Delilerden sarı saçlı olanı yan masadaki adama neden kavga ettiler diye sormuş. Çünkü deliler o sırada caddede gelip geçen insanları seyredip bizden ne farkları var ki diye birbirleriyle konuşuyormuş. Adam kavganın sebebini söyleyip saldıran adama hak vererek demiş; “partisine küfretti”
Deliler bir anlam verememiş, tüm gün şehri gezip durmuş, akşam bir otele kayıt olmuş. Akşam yemeğini yerken otel lokantasında bir gurup kadın televizyonu açtırıp bir diziyi pür dikkat izlemekte, oyuncu kadın ve adamlara hiç duymayacakları akıllar vermekteymiş.
Delilerden esmer olanı da diziyi bir süre izleyip sarışın olana demiş: Aşk mı? Bu mu aşk? İnsanlara seks-i memnu’yu aşk diye satıyorlar. Tımarhanedekilerin mi aşk anlayışı değişti, dışındakilerin mi?
Salon değiştirip erkeklerin tarih dizisi açtıklarına şahit olmuşlar. Adamlar pürdikkat izlemekteymiş. Esmer deli diğerine “yanı başlarında tarih yazılıyor, insanlar pasif kılınmış tarih seyrediyor!” demiş.
Sarışın olan da yan masalarda uzun süredir seyrettiği insanları işaret edip; teknoloji çağı mı, bu mu demiş? Ben tımarhaneye düşmeden önce mail atardım, hiçbir yere de geç kalmazdım. Ben beni tanıyanlarla yüz yüze konuşur bundan tad alırdım. Teknoloji değil, sanal zevzeklikler çağı. Esmer olansa “hayır hayır” demiş. Sanal nispet çağı. Görmedin mi adam aldığı hediyeyi fotoğraflamış bir de fiyatını yazmış..”
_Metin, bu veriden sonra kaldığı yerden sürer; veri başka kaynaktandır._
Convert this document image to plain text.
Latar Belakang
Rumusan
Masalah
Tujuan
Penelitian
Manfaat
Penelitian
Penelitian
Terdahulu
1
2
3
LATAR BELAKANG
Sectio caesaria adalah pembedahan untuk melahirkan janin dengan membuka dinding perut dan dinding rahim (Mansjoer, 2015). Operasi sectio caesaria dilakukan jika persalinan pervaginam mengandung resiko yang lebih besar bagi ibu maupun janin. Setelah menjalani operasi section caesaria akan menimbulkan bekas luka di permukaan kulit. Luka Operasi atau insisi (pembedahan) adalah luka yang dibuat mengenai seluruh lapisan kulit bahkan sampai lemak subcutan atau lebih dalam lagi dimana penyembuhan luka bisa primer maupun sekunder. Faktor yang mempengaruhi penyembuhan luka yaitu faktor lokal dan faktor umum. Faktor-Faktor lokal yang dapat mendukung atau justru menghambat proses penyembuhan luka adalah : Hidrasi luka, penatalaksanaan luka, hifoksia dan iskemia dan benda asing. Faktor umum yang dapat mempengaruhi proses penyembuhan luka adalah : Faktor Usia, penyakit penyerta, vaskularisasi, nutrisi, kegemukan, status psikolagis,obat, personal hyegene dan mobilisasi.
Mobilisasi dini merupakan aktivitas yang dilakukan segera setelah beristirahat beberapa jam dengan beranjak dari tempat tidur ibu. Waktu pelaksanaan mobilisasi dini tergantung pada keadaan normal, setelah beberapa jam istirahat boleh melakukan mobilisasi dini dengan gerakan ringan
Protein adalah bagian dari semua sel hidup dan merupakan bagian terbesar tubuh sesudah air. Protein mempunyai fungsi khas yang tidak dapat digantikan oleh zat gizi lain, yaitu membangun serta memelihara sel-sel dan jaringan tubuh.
Deliler sonra odalarına çıkıp derin bir uykuya dalmışlar. Ertesi gün, buradan ayrılalım bizi tanırlar deyip, yakındaki tatil köyüne gitme kararı almışlar. Bunun için her şeyi aldıktan sonra sarışın olan deli, benim tenim çok hassas güneş gözlüğü alalım demiş .Esmer olan da kabul etmiş. Gözlükçünün içerisine girip sarışın delinin en beğendiği gözlüğü almışlar. Bu sırada bir kadın bir gözlük beğenmiş ama satıcıya bunun kay-bam marka olanı yok mu demiş. Satıcı kay-bam rafını göstermiş, kadın da markanın en belirgin hâkedilmiş olanını seçmiş, esmer deli kadın denerken beğenmediğini yüzünden anlamış ama satın almasına şaşmış.
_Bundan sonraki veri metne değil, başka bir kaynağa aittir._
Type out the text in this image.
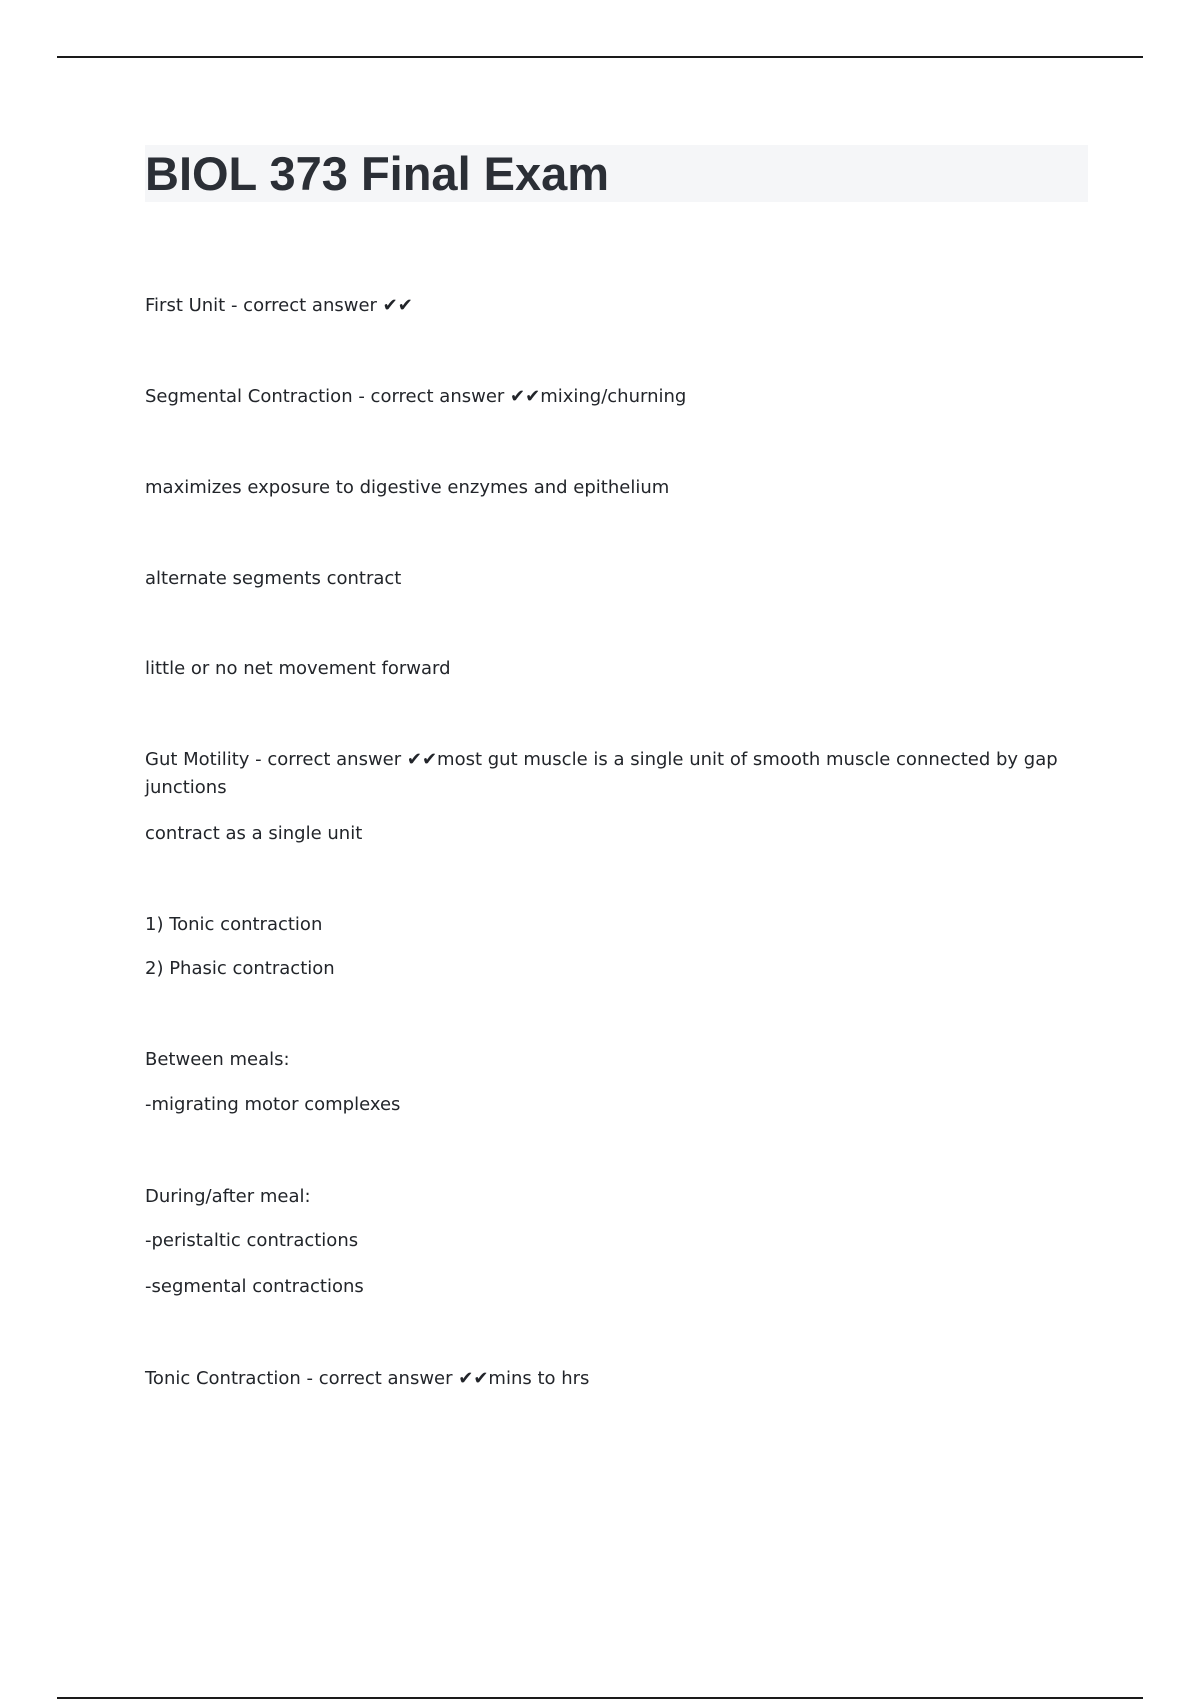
BIOL 373 Final Exam

First Unit - correct answer ✔✔

Segmental Contraction - correct answer ✔✔mixing/churning

maximizes exposure to digestive enzymes and epithelium

alternate segments contract

little or no net movement forward

Gut Motility - correct answer ✔✔most gut muscle is a single unit of smooth muscle connected by gap junctions

contract as a single unit

1) Tonic contraction

2) Phasic contraction

Between meals:

-migrating motor complexes

During/after meal:

-peristaltic contractions

-segmental contractions

Tonic Contraction - correct answer ✔✔mins to hrs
Deliler tatil köyüne gitmek üzereyken yakalanmışlar. Esmer deli sevinememiş ama sarışın deli çok sevinmiş. O gece deliler bu iki delinin etrafında toplanıvermiş. Hepsi delileri dinlemiş. Delinin biri “insanlar aklını kaçırmış” demiş. Diğerleri de sükunetle kabul etmiş.
İtiraz etmiş zır deli “İnsanlar akılarını kaçırmamışlar, akılları varmış gibi yapıyorlar” demiş.